Crook and Jefferson counties have declared pre-emptive state of emergencies to deal with a “foreseeable lack of adequate resources” in health care, education and public safety because of Oregon’s COVID vaccine mandate.
Teachers, health care workers, and many first responders are required to be vaccinated by October 18th.
Those who fail to show proof of vaccination face termination.
In its declaration, Jefferson County commissioners Kelly Simmelink, Wayne Fording and Mae Huston said the mandate has forced many employees to leave their jobs instead of getting the vaccine.
“The Board of Commissioners requests that the State of Oregon immediately withdraw its vaccine mandates to prevent further exhaustion and departure of providers of core public services,” the declaration reads.
“It basically says, hey we are open to state and federal assistance and I think that is a key step,” Simmelink said. “I am looking around right now, and there are five committed counties that have done this already today or within the last few days and a whole lot more to come. In rural Oregon we have to get to the point where we can have these discussions with the governor so she can see what is happening. I think she means well, but the unintended consequences in a rural community… it’s magnified here, it really is. I am not overselling that in any shape or form.”

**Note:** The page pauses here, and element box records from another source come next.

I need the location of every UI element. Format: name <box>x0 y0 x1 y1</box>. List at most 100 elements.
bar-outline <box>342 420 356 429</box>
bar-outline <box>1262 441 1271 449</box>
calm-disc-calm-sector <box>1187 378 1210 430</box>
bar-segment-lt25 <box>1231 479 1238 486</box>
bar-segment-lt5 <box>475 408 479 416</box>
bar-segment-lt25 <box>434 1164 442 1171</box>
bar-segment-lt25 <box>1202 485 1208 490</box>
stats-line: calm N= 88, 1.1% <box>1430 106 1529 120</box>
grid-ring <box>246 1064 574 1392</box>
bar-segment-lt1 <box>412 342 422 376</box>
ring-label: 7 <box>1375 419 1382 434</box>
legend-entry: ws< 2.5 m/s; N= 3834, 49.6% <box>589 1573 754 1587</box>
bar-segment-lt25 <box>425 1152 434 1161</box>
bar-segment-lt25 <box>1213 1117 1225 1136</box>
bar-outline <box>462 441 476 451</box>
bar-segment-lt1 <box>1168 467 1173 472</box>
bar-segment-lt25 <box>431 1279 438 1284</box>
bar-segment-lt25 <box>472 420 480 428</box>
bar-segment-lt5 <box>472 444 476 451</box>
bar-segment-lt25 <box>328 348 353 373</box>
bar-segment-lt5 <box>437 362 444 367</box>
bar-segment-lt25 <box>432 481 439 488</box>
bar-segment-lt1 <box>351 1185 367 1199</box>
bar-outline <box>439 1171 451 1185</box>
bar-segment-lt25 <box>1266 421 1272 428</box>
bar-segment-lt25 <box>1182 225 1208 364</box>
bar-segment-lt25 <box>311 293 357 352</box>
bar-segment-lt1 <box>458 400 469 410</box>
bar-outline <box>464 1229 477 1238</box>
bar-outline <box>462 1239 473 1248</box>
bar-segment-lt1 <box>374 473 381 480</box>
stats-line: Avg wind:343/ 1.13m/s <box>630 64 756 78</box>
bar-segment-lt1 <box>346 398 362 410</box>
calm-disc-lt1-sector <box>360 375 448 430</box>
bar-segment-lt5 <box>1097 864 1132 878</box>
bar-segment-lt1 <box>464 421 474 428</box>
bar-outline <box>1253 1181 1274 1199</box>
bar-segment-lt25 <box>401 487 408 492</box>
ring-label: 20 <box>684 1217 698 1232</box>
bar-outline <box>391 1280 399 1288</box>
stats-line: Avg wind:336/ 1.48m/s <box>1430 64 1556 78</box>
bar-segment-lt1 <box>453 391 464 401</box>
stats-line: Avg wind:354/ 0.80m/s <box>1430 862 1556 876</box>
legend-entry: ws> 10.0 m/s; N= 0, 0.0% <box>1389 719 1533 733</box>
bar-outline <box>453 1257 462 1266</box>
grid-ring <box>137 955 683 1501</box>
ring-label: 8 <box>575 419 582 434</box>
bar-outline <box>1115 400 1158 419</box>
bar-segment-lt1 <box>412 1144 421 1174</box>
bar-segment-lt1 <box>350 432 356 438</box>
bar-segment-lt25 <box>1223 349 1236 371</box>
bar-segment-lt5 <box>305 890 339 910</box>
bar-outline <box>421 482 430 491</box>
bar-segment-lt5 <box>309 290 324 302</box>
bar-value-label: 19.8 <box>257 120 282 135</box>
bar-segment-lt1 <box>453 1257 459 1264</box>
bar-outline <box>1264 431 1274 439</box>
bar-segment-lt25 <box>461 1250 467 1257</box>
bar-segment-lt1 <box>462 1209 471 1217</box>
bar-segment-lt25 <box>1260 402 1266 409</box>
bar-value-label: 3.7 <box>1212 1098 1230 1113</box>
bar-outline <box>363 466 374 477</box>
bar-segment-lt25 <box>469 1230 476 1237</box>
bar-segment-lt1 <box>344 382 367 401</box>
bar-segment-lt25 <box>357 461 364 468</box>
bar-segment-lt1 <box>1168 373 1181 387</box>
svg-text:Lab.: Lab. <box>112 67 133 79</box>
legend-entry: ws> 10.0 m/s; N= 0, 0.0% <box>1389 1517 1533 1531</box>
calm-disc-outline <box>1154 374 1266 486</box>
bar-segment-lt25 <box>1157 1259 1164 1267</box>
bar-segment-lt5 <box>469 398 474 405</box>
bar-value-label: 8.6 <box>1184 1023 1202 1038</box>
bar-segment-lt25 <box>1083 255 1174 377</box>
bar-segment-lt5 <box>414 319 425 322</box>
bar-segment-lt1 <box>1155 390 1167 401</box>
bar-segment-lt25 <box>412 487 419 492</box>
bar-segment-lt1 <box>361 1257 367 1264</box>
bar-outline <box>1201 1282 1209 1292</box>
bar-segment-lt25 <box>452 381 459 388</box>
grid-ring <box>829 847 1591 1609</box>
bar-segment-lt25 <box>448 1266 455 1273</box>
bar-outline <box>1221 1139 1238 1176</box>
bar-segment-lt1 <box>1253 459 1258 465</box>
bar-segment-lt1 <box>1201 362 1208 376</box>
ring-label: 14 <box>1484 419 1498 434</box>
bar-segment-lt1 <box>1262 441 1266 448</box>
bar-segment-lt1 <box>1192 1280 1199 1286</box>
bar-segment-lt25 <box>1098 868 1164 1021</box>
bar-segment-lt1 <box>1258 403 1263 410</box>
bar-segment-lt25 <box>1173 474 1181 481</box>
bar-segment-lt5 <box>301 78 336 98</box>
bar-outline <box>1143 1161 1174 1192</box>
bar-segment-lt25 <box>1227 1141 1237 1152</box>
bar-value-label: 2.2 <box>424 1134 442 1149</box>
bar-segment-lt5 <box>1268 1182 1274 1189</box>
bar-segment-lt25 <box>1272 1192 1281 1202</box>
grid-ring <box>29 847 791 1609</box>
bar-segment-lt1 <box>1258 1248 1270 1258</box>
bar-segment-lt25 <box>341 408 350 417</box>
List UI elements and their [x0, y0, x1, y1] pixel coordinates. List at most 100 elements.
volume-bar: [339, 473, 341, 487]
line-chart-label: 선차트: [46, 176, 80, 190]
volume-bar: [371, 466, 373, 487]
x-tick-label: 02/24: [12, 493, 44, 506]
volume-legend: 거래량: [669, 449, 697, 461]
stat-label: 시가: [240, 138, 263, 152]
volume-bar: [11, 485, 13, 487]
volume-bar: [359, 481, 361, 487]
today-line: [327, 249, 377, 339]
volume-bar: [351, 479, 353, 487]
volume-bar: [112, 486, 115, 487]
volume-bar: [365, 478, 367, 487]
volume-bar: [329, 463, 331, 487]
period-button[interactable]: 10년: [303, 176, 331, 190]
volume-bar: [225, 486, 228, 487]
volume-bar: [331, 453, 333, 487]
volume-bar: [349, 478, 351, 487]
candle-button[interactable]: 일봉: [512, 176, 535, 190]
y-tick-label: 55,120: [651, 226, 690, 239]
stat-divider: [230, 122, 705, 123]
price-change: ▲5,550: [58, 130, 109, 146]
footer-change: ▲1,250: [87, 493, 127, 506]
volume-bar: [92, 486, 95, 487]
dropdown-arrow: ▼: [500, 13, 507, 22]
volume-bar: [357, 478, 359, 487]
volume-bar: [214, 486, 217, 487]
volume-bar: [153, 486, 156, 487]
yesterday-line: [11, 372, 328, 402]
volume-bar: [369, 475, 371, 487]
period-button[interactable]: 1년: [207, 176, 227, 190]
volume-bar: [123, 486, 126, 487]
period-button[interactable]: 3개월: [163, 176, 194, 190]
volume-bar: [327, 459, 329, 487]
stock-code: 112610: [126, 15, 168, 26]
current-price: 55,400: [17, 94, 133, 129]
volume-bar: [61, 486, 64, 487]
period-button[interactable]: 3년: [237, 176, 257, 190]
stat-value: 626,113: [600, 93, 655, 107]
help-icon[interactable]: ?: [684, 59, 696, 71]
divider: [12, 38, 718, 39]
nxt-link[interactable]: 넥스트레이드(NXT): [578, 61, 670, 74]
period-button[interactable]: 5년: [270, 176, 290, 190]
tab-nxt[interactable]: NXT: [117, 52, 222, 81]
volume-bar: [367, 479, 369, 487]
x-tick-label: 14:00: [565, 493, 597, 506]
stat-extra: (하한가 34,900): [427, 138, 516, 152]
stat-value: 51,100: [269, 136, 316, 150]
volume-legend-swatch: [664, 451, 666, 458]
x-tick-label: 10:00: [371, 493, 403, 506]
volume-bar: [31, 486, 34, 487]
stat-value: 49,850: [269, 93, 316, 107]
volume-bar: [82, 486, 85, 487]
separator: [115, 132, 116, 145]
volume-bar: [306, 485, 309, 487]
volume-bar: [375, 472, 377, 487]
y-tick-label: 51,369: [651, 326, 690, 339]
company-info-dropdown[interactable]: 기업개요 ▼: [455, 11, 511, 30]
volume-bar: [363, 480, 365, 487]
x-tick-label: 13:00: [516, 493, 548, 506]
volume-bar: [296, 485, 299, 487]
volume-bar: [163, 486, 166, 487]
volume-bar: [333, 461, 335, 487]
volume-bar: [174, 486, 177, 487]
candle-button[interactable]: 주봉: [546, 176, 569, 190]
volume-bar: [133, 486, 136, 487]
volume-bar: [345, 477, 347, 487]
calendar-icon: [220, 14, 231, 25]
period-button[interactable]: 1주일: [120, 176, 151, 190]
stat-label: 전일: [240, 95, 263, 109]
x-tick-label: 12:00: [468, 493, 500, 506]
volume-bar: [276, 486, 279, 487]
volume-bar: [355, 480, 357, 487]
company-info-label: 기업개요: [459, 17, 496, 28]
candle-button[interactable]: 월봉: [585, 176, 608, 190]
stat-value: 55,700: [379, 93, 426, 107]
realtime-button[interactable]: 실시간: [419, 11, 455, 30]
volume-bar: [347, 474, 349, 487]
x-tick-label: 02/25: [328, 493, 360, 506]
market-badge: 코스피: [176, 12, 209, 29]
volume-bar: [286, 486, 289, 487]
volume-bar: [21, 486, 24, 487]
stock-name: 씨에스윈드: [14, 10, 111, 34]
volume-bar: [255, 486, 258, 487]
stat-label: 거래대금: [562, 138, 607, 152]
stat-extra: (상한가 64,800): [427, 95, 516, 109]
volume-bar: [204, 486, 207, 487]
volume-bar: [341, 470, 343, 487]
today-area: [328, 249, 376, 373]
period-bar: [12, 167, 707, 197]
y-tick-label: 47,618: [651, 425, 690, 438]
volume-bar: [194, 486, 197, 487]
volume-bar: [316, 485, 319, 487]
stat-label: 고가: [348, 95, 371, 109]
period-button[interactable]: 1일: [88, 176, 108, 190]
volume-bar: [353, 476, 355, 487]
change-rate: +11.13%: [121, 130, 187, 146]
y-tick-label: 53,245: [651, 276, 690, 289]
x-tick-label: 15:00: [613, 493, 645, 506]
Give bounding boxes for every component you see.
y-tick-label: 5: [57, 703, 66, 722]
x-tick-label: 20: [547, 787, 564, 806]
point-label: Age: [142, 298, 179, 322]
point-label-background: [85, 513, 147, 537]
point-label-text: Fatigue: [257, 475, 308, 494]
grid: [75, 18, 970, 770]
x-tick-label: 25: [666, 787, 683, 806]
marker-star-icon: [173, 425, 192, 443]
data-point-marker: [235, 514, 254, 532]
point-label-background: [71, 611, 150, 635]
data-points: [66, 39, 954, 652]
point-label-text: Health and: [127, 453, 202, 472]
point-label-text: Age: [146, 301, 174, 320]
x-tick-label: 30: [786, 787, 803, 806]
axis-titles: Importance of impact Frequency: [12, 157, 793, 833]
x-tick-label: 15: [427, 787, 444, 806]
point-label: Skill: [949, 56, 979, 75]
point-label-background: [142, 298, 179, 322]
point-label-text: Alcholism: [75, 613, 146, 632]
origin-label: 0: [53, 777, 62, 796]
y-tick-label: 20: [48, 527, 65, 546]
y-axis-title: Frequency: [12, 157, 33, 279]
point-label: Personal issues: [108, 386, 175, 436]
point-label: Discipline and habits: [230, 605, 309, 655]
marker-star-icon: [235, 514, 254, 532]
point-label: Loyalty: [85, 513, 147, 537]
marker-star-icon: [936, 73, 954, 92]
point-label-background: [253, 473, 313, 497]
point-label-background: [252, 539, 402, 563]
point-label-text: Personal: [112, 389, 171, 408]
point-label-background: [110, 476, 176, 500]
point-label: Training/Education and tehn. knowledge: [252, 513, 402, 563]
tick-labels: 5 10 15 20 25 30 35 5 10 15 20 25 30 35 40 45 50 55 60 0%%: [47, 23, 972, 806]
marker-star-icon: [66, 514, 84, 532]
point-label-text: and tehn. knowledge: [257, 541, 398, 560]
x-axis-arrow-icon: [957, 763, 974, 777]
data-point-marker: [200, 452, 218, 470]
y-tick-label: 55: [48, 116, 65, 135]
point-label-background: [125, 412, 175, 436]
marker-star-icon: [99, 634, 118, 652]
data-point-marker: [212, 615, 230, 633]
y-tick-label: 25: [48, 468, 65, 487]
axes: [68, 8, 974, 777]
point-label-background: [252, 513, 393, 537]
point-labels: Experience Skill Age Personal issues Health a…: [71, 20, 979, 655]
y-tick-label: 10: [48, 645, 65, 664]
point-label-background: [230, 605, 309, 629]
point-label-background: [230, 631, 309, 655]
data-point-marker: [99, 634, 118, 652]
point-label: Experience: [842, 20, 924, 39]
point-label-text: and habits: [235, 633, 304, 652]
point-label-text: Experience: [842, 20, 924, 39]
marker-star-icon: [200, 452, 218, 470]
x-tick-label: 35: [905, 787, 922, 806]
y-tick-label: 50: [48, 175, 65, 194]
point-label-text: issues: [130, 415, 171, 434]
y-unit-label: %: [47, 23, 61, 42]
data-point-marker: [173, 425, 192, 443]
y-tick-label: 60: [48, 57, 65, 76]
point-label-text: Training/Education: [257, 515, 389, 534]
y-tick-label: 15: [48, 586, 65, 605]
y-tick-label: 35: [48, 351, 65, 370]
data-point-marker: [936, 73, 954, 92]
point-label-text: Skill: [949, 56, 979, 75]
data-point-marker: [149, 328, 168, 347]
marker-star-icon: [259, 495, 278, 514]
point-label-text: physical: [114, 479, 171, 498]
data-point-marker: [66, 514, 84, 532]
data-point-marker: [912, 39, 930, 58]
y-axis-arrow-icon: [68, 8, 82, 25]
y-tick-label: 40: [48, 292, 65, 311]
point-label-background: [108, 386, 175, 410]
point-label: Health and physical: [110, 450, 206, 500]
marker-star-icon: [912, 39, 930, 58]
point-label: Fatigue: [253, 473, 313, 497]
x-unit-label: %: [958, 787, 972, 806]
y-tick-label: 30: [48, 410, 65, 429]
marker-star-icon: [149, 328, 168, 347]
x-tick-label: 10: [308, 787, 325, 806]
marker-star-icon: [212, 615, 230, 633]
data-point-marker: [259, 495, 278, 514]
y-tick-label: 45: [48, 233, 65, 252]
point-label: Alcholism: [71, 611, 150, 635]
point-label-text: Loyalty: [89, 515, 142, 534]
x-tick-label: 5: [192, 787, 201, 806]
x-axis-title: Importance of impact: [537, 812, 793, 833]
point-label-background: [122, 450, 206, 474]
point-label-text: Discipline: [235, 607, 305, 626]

Hospitals, school districts and other agencies across the state have warned their communities about mass resignations over the requirement.
“In our jail system alone 40% of our sheriff’s deputies are vaccinated,” Simmelink said. “So, that is not going to cut it come Oct. 18.”
But nobody can say for certain what the impact will be because the deadline is still several weeks away and those agencies aren’t releasing any personnel information.
Jefferson County School District Spokesman Joseph Prechtl said the district was “concerned about the impact the vaccine mandate will have on our workforce that serves our students and families.”
Prechtl said there has been some communication between commissioners and district staff regarding the vaccine mandate.
“We shared that we anticipate it having an impact on our staffing levels,” he said.
But he could not say how many staff members have resigned or planned to resign based on the mandate.
Commissioners acknowledged in the declaration that COVID has exhausted health care employees, first responders, and teachers and filled regional hospitals with patients.
St. Charles on Wednesday reported it had 88 COVID patients; 76 of them aren’t fully vaccinated.
In the ICU, 14 of the 15 patients are not fully vaccinated.
The Oregon Health Authority and federal health officials have stressed that vaccinations are the fastest way to help slow the current surge of COVID cases.
But the Jefferson County declaration says mandating the vaccine for teachers, health care workers and first responders “will have a detrimental impact.”
But Jefferson County believes mandating the vaccine for those groups “will have a detrimental impact” on the delivery of services.
According to the OHA, 61% of the eligible population of Jefferson County is vaccinated.
There have been just over 3,000 COVID cases in Jefferson County and 46 people have died.
“This is going to be devastating to not only people’s public safety, but to our economy and just the reason we live in Oregon in the first place,” Simmelink concluded.